By Ker Than | UCSF.edu | July 11, 2014
Researchers are approaching the problem of Ras from a number of different angles – directly attacking the protein, disrupting its signaling and focusing on targets that are triggered by Ras.
Loh and Shannon, for example, are investigating the use of a class of drugs called MEK inhibitors for treatment of JMML.

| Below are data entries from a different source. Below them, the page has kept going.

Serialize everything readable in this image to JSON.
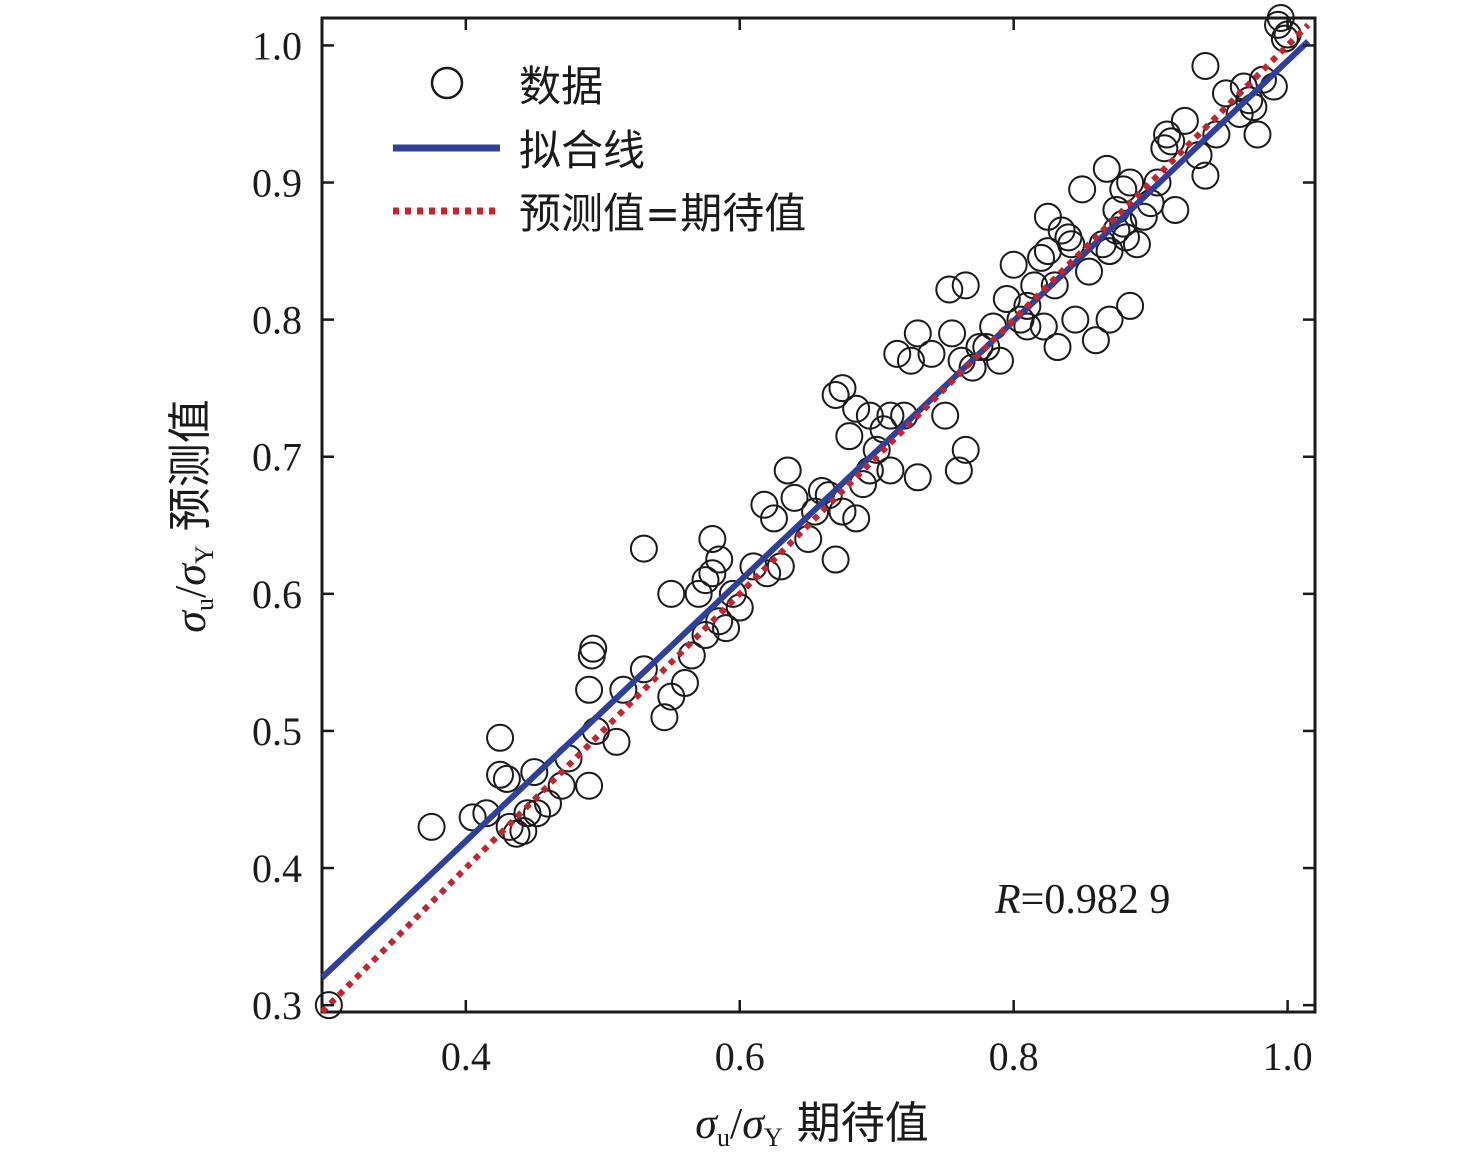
{
  "chart_data": {
    "type": "scatter",
    "xlabel": "σu/σY 期待值",
    "ylabel": "σu/σY 预测值",
    "xlim": [
      0.295,
      1.02
    ],
    "ylim": [
      0.295,
      1.02
    ],
    "xticks": [
      0.4,
      0.6,
      0.8,
      1.0
    ],
    "yticks": [
      0.3,
      0.4,
      0.5,
      0.6,
      0.7,
      0.8,
      0.9,
      1.0
    ],
    "xtick_labels": [
      "0.4",
      "0.6",
      "0.8",
      "1.0"
    ],
    "ytick_labels": [
      "0.3",
      "0.4",
      "0.5",
      "0.6",
      "0.7",
      "0.8",
      "0.9",
      "1.0"
    ],
    "grid": false,
    "legend_position": "top-left",
    "annotation": {
      "italic": "R",
      "text": "=0.982 9"
    },
    "series": [
      {
        "name": "数据",
        "kind": "scatter",
        "marker": "open-circle",
        "color": "#1a1a1a",
        "points": [
          [
            0.3,
            0.3
          ],
          [
            0.375,
            0.43
          ],
          [
            0.405,
            0.437
          ],
          [
            0.415,
            0.44
          ],
          [
            0.425,
            0.495
          ],
          [
            0.425,
            0.468
          ],
          [
            0.43,
            0.465
          ],
          [
            0.432,
            0.43
          ],
          [
            0.437,
            0.425
          ],
          [
            0.442,
            0.427
          ],
          [
            0.445,
            0.44
          ],
          [
            0.45,
            0.47
          ],
          [
            0.452,
            0.44
          ],
          [
            0.46,
            0.447
          ],
          [
            0.47,
            0.46
          ],
          [
            0.475,
            0.48
          ],
          [
            0.49,
            0.46
          ],
          [
            0.49,
            0.53
          ],
          [
            0.492,
            0.555
          ],
          [
            0.493,
            0.56
          ],
          [
            0.495,
            0.5
          ],
          [
            0.51,
            0.492
          ],
          [
            0.515,
            0.53
          ],
          [
            0.53,
            0.545
          ],
          [
            0.53,
            0.633
          ],
          [
            0.545,
            0.51
          ],
          [
            0.55,
            0.525
          ],
          [
            0.55,
            0.6
          ],
          [
            0.56,
            0.535
          ],
          [
            0.565,
            0.555
          ],
          [
            0.57,
            0.6
          ],
          [
            0.575,
            0.57
          ],
          [
            0.575,
            0.61
          ],
          [
            0.58,
            0.64
          ],
          [
            0.58,
            0.615
          ],
          [
            0.585,
            0.58
          ],
          [
            0.585,
            0.625
          ],
          [
            0.59,
            0.575
          ],
          [
            0.595,
            0.6
          ],
          [
            0.6,
            0.59
          ],
          [
            0.61,
            0.62
          ],
          [
            0.618,
            0.665
          ],
          [
            0.62,
            0.615
          ],
          [
            0.625,
            0.655
          ],
          [
            0.63,
            0.62
          ],
          [
            0.635,
            0.69
          ],
          [
            0.64,
            0.67
          ],
          [
            0.65,
            0.64
          ],
          [
            0.655,
            0.66
          ],
          [
            0.66,
            0.675
          ],
          [
            0.665,
            0.672
          ],
          [
            0.67,
            0.625
          ],
          [
            0.67,
            0.745
          ],
          [
            0.675,
            0.75
          ],
          [
            0.675,
            0.66
          ],
          [
            0.68,
            0.715
          ],
          [
            0.685,
            0.655
          ],
          [
            0.685,
            0.735
          ],
          [
            0.69,
            0.68
          ],
          [
            0.695,
            0.73
          ],
          [
            0.695,
            0.69
          ],
          [
            0.7,
            0.705
          ],
          [
            0.705,
            0.72
          ],
          [
            0.71,
            0.69
          ],
          [
            0.71,
            0.73
          ],
          [
            0.715,
            0.775
          ],
          [
            0.72,
            0.73
          ],
          [
            0.725,
            0.77
          ],
          [
            0.73,
            0.79
          ],
          [
            0.73,
            0.685
          ],
          [
            0.74,
            0.775
          ],
          [
            0.75,
            0.73
          ],
          [
            0.753,
            0.822
          ],
          [
            0.755,
            0.79
          ],
          [
            0.76,
            0.69
          ],
          [
            0.762,
            0.77
          ],
          [
            0.765,
            0.825
          ],
          [
            0.765,
            0.705
          ],
          [
            0.77,
            0.765
          ],
          [
            0.775,
            0.78
          ],
          [
            0.78,
            0.78
          ],
          [
            0.785,
            0.795
          ],
          [
            0.79,
            0.77
          ],
          [
            0.795,
            0.815
          ],
          [
            0.8,
            0.84
          ],
          [
            0.805,
            0.8
          ],
          [
            0.81,
            0.81
          ],
          [
            0.81,
            0.795
          ],
          [
            0.815,
            0.825
          ],
          [
            0.82,
            0.845
          ],
          [
            0.822,
            0.795
          ],
          [
            0.825,
            0.85
          ],
          [
            0.825,
            0.875
          ],
          [
            0.83,
            0.825
          ],
          [
            0.832,
            0.78
          ],
          [
            0.835,
            0.865
          ],
          [
            0.84,
            0.86
          ],
          [
            0.842,
            0.855
          ],
          [
            0.845,
            0.8
          ],
          [
            0.85,
            0.895
          ],
          [
            0.855,
            0.835
          ],
          [
            0.86,
            0.785
          ],
          [
            0.865,
            0.855
          ],
          [
            0.868,
            0.91
          ],
          [
            0.87,
            0.85
          ],
          [
            0.87,
            0.8
          ],
          [
            0.875,
            0.88
          ],
          [
            0.875,
            0.865
          ],
          [
            0.88,
            0.87
          ],
          [
            0.88,
            0.895
          ],
          [
            0.882,
            0.86
          ],
          [
            0.885,
            0.9
          ],
          [
            0.885,
            0.81
          ],
          [
            0.89,
            0.855
          ],
          [
            0.895,
            0.875
          ],
          [
            0.9,
            0.885
          ],
          [
            0.905,
            0.9
          ],
          [
            0.91,
            0.925
          ],
          [
            0.912,
            0.935
          ],
          [
            0.915,
            0.93
          ],
          [
            0.918,
            0.88
          ],
          [
            0.925,
            0.945
          ],
          [
            0.935,
            0.92
          ],
          [
            0.94,
            0.905
          ],
          [
            0.94,
            0.985
          ],
          [
            0.948,
            0.935
          ],
          [
            0.955,
            0.965
          ],
          [
            0.965,
            0.95
          ],
          [
            0.968,
            0.97
          ],
          [
            0.972,
            0.96
          ],
          [
            0.975,
            0.955
          ],
          [
            0.978,
            0.935
          ],
          [
            0.982,
            0.975
          ],
          [
            0.99,
            0.97
          ],
          [
            0.993,
            1.015
          ],
          [
            0.995,
            1.02
          ],
          [
            0.998,
            1.005
          ],
          [
            1.0,
            1.008
          ]
        ]
      },
      {
        "name": "拟合线",
        "kind": "line",
        "style": "solid",
        "color": "#2e3f9c",
        "x": [
          0.295,
          1.015
        ],
        "y": [
          0.32,
          1.003
        ]
      },
      {
        "name": "预测值=期待值",
        "kind": "line",
        "style": "dotted",
        "color": "#c0262f",
        "x": [
          0.295,
          1.015
        ],
        "y": [
          0.295,
          1.015
        ]
      }
    ]
  }
}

“MEK is a protein directly downstream of Ras that gets activated when Ras is activated”, Loh said. “We think if we can inhibit MEK, we might be able to put the brakes on Ras and slow down the leukemia.”
In a recent breakthrough, Kevan Shokat's team discovered a binding site, or “pocket," on K-Ras where they could design a chemical compound (shown in color) to attach and inhibit its activity. Image courtesy of Shokat Lab
Meanwhile, a team led by Kevan Shokat, PhD, chair of the UCSF Department of Cellular and Molecular Pharmacology and a Howard Hughes Medical Institute investigator, is attacking Ras directly.
Shokat’s team made a significant breakthrough in a study published in Nature last fall, developing a method for exploiting a previously unknown “Achilles heel” in K-Ras. The weak point is a newly discovered binding site, or “pocket,” identified by Shokat’s team.
The group designed a chemical compound that fits inside this pocket and inhibits the normal activity of a version of mutant K-Ras implicated in about 7 percent of all lung cancer, while leaving normal versions of the protein untouched. When tested on human lung cancer cells grown in culture, the team’s molecule efficiently killed the Ras-driven cancer cells.
Shokat thinks his team’s chemical compound can be developed into a drug that will be ready for clinical trials in as little as two years.
The group is currently tinkering with their molecule to make it bind to mutant K-Ras more quickly and consistently. “That way, we won’t need to deliver as much of our drug to the human body,” Shokat said.